Monty Norman, the man who composed the iconic "James Bond" theme music, has died. Norman was 94 years old. The news was initially shared by the BBC, and a notice on his personal website has also confirmed his passing. The message on his website reads, "It is with sadness we share the news that Monty Norman died on 11th July 2022 after a short illness." No further details have been provided at this time.

While Norman had a long, varied career, composing music for the stage as well as for movies such as "The Two Faces of Dr. Jekyll" and "The Day the Earth Caught Fire," he is best known for crafting the legendary music that first accompanied 007 in his first cinematic adventure, "Dr. No," in 1962. That film is the only one in the franchise to not have a pre-title sequence. Instead, we see the spy shooting his gun at the screen in what would eventually become a familiar trope in the "James Bond" series. The music that played as this gunshot rang out has gone on to become one of the most recognizable and enduring pieces of music ever put to film, lasting for 60 years from Sean Connery to Daniel Craig.

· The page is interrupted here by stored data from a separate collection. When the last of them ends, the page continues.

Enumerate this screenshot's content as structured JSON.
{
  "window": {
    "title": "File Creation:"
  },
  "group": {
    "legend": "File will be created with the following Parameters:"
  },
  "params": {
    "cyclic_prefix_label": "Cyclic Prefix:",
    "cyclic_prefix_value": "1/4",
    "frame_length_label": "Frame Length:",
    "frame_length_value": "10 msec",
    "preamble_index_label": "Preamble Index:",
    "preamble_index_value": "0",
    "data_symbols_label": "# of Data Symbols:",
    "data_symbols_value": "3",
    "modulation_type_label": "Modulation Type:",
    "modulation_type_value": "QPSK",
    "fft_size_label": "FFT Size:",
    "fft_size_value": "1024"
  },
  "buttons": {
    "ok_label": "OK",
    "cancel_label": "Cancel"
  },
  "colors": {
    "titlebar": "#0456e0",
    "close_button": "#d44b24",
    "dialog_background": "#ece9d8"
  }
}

Outside of film, Norman also worked as a singer in the '50s and '60s, heading up various big band outfits. He also wrote songs for several stage musicals during his career, including "Belle" and "Songbook."

A date with destiny in Jamaica

Cubby Broccoli, one of the producers who helped turn Ian Fleming's "James Bond" books into a series of very successful films, wanted Norman to work on "Dr. No" after seeing his work in "Belle." However, Norman was quite busy at the time with other projects and he only agreed to be a part of it after Broccoli and Harry Saltzman offered to fly him to Jamaica with his wife, all expenses paid, to compose the music for the film. "Well, that was the clincher for me!" Norman said of the opportunity. "I thought, even if 'Dr. No' turns out to be a stinker at least we'd have sun, sea and sand to show for it!"

As for the music itself, it was actually repurposed and was originally written as part of a possible adaptation of "A House for Mr. Biswas." The song was originally titled "Good Sign, Bad Sign," but had a sitar playing the main riff instead of guitar. Once Normal switched the riff to guitar, history was made. Norman also had this to say about it:

"Burt Rhodes was the original orchestrator of the 'Dr. No' score, and a superb job he did. But we recognised we needed a fresh, contemporary sound for the main theme and in the up-and-coming young John Barry we found a wonderful arranger, so the whole thing worked very well. I still think that Barry's original orchestration is probably the best. Though there have been some pretty good ones out there."

For years, Norman had to fight to defend the fact that he did indeed write the theme, which Barry was often credited for. Norman filed three separate court actions over the years, winning all three, to ensure that he was properly credited for his work. RIP, Monty Norman.